The efforts to revive him were chaotic, ineffective and characterised as sub-standard by the Deputy Head of Healthcare. The nurse carrying out CPR did not conduct any checks on Tedros before beginning chest compressions and the compressions were far too fast and too shallow. The inquest heard evidence from the Governor for Safer Custody, Gary Poole, and the Deputy Head of Healthcare, Anthony Smith.
It was accepted, following submissions from the family, that recommendations, and the steps taken to implement them following previous deaths at HMP Pentonville, could be relevant both to the causes of Tedros’ death and to the question whether the prison and Care UK had inadequate lesson-learning mechanisms which could require a Preventing Future Deaths (PFD) report from the Coroner. Both the prison and the Head of Healthcare had accepted a PPO recommendation in January 2014 arising from the death of Satheeskumar Mahathevan requiring that reception healthcare staff take into account all relevant information. Both the Governor and the Head of Healthcare had informed the PPO in January 2014 that it was normal practice for the screening nurse to see a prisoner’s full core record. In November 2014, following a PFD report after the inquest into Mr Mahathevan’s death, the National Offender Management Service told the Coroner that healthcare staff at HMP Pentonville had access to all relevant documents, including the PER. The Governor and the Head of Healthcare reiterated that healthcare staff would be reminded of the need to assess all relevant information following the death of Carl Foot in December 2014. The prison stated that this action would be completed by December 2015. The inquest heard evidence that these recommendations had not in fact been implemented, despite earlier assurances from the Governor and the Head of Healthcare. Neither the Governor nor the Deputy Head of Healthcare were able to explain why not. The Governor told the jury that healthcare staff do now receive all relevant information, including the PER. The Deputy Head of Healthcare made clear that this was still not happening. The Governor was unable to explain why he had a different understanding from the Deputy Head of Healthcare. The Coroner indicated that she would be making a PFD report.

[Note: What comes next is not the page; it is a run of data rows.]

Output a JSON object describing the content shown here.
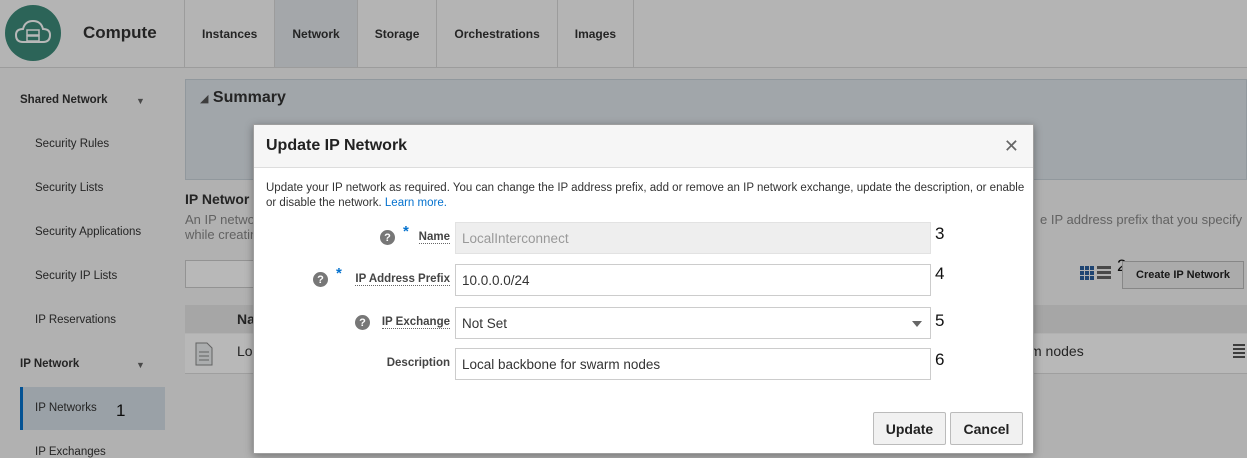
{
  "app": {
    "title": "Compute",
    "logo_icon": "cloud-server-icon"
  },
  "tabs": [
    {
      "label": "Instances"
    },
    {
      "label": "Network"
    },
    {
      "label": "Storage"
    },
    {
      "label": "Orchestrations"
    },
    {
      "label": "Images"
    }
  ],
  "sidebar": {
    "groups": [
      {
        "label": "Shared Network",
        "items": [
          "Security Rules",
          "Security Lists",
          "Security Applications",
          "Security IP Lists",
          "IP Reservations"
        ]
      },
      {
        "label": "IP Network",
        "items": [
          "IP Networks",
          "IP Exchanges"
        ]
      }
    ]
  },
  "background": {
    "summary_title": "Summary",
    "section_heading": "IP Networ",
    "desc_line1": "An IP netwo",
    "desc_line2": "while creatin",
    "desc_right": "e IP address prefix that you specify",
    "column_name": "Na",
    "row_name": "Lo",
    "row_desc": "m nodes",
    "create_button": "Create IP Network"
  },
  "annotations": [
    "1",
    "2",
    "3",
    "4",
    "5",
    "6"
  ],
  "modal": {
    "title": "Update IP Network",
    "description": "Update your IP network as required. You can change the IP address prefix, add or remove an IP network exchange, update the description, or enable or disable the network.",
    "learn_more": "Learn more.",
    "fields": {
      "name": {
        "label": "Name",
        "value": "LocalInterconnect",
        "required": true
      },
      "prefix": {
        "label": "IP Address Prefix",
        "value": "10.0.0.0/24",
        "required": true
      },
      "exchange": {
        "label": "IP Exchange",
        "value": "Not Set"
      },
      "description": {
        "label": "Description",
        "value": "Local backbone for swarm nodes"
      }
    },
    "update_button": "Update",
    "cancel_button": "Cancel"
  },
  "colors": {
    "accent": "#0572ce",
    "logo": "#3e8b7a"
  }
}
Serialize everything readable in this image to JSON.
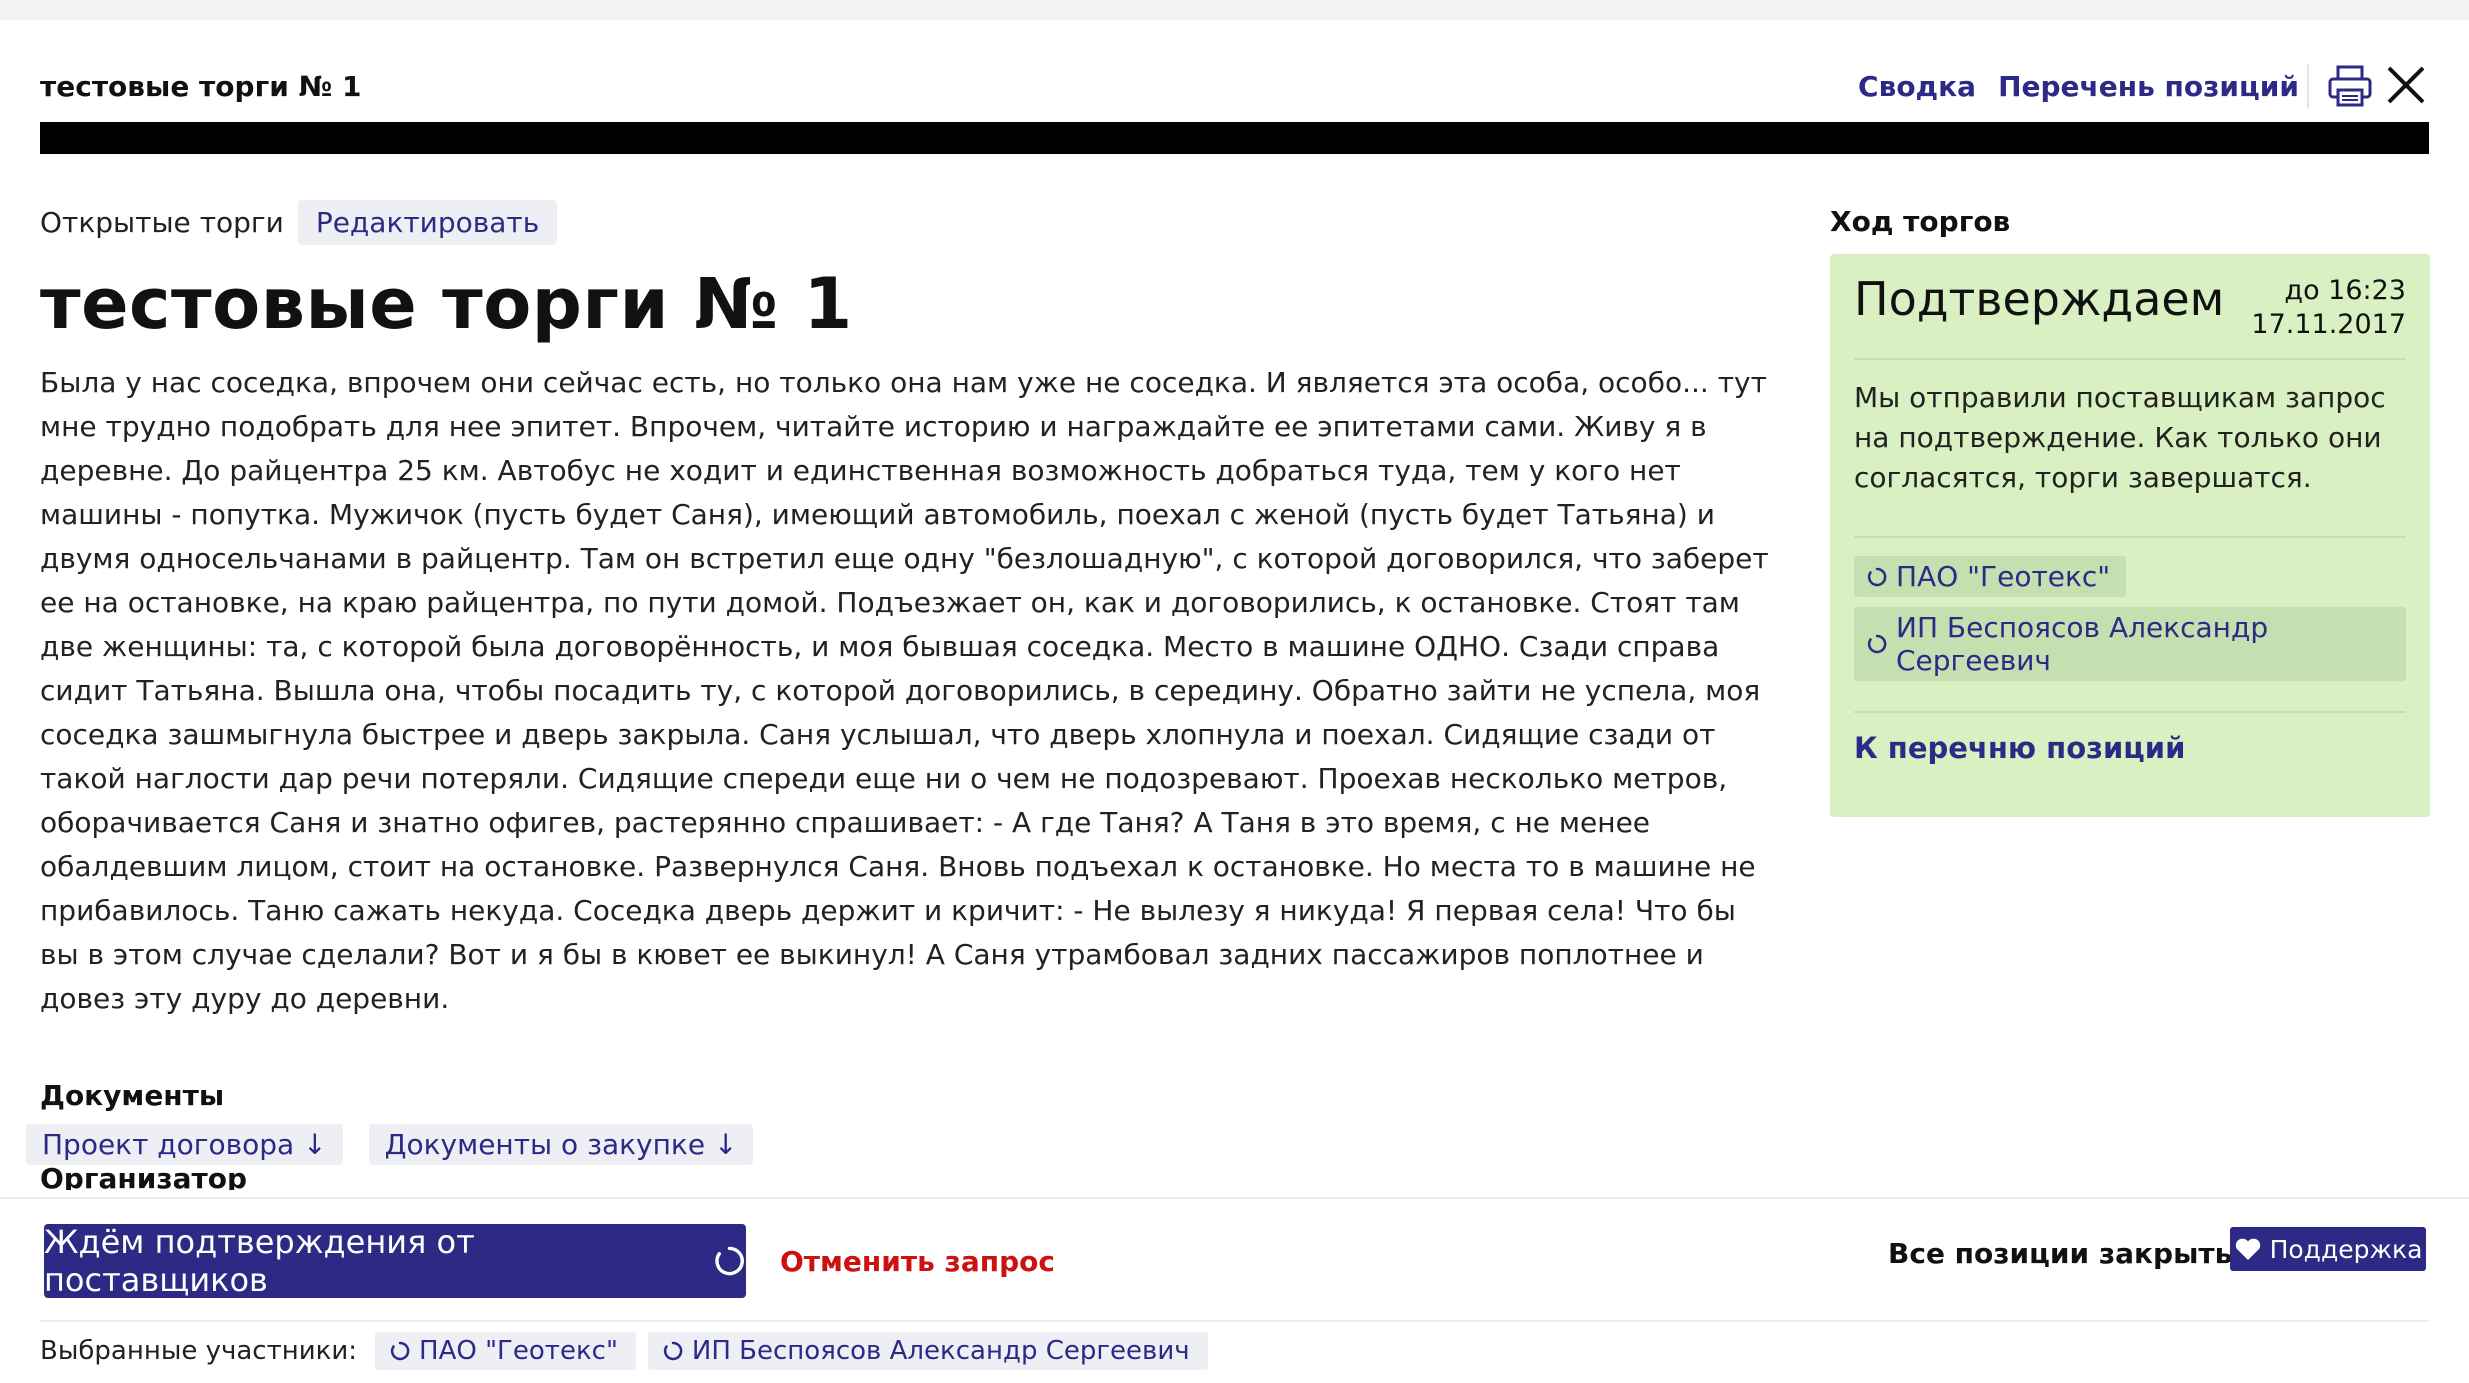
{
  "header": {
    "title": "тестовые торги № 1",
    "links": [
      "Сводка",
      "Перечень позиций"
    ]
  },
  "progress": {
    "value": 1.0
  },
  "tender": {
    "type": "Открытые торги",
    "edit_label": "Редактировать",
    "title": "тестовые торги № 1",
    "description": "Была у нас соседка, впрочем они сейчас есть, но только она нам уже не соседка. И является эта особа, особо... тут мне трудно подобрать для нее эпитет. Впрочем, читайте историю и награждайте ее эпитетами сами. Живу я в деревне. До райцентра 25 км. Автобус не ходит и единственная возможность добраться туда, тем у кого нет машины - попутка. Мужичок (пусть будет Саня), имеющий автомобиль, поехал с женой (пусть будет Татьяна) и двумя односельчанами в райцентр. Там он встретил еще одну \"безлошадную\", с которой договорился, что заберет ее на остановке, на краю райцентра, по пути домой. Подъезжает он, как и договорились, к остановке. Стоят там две женщины: та, с которой была договорённость, и моя бывшая соседка. Место в машине ОДНО. Сзади справа сидит Татьяна. Вышла она, чтобы посадить ту, с которой договорились, в середину. Обратно зайти не успела, моя соседка зашмыгнула быстрее и дверь закрыла. Саня услышал, что дверь хлопнула и поехал. Сидящие сзади от такой наглости дар речи потеряли. Сидящие спереди еще ни о чем не подозревают. Проехав несколько метров, оборачивается Саня и знатно офигев, растерянно спрашивает: - А где Таня? А Таня в это время, с не менее обалдевшим лицом, стоит на остановке. Развернулся Саня. Вновь подъехал к остановке. Но места то в машине не прибавилось. Таню сажать некуда. Соседка дверь держит и кричит: - Не вылезу я никуда! Я первая села! Что бы вы в этом случае сделали? Вот и я бы в кювет ее выкинул! А Саня утрамбовал задних пассажиров поплотнее и довез эту дуру до деревни."
  },
  "documents": {
    "heading": "Документы",
    "items": [
      "Проект договора ↓",
      "Документы о закупке ↓"
    ]
  },
  "organizer": {
    "heading": "Организатор"
  },
  "sidebar": {
    "heading": "Ход торгов",
    "status": "Подтверждаем",
    "deadline_time": "до 16:23",
    "deadline_date": "17.11.2017",
    "text": "Мы отправили поставщикам запрос на подтверждение. Как только они согласятся, торги завершатся.",
    "suppliers": [
      "ПАО \"Геотекс\"",
      "ИП Беспоясов Александр Сергеевич"
    ],
    "positions_link": "К перечню позиций"
  },
  "footer": {
    "wait_button": "Ждём подтверждения от поставщиков",
    "cancel_link": "Отменить запрос",
    "closed_status": "Все позиции закрыты",
    "support_button": "Поддержка",
    "selected_label": "Выбранные участники:",
    "selected": [
      "ПАО \"Геотекс\"",
      "ИП Беспоясов Александр Сергеевич"
    ]
  },
  "colors": {
    "accent": "#2d2a86",
    "status_card": "#d9f0c2",
    "danger": "#cc1111"
  },
  "icons": [
    "print-icon",
    "close-icon",
    "spinner-icon",
    "heart-icon",
    "download-arrow"
  ]
}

The family’s solicitor, Jo Eggleton says: “This is yet another example of previous recommendations for improvement not being taken seriously and acted upon. It’s incomprehensible that something as fundamental as the PER is not seen by healthcare staff on reception. It’s a document used nationally to summarize relevant risk information for receiving organizations. The Governor and Care UK need to act immediately to ensure that it is always seen by reception healthcare staff. “
Tedros’s family are represented by Inquest Lawyers’ Group members Jo Eggleton, of Deighton Pierce Glynn, and Jesse Nicholls, of Doughty Street Chambers.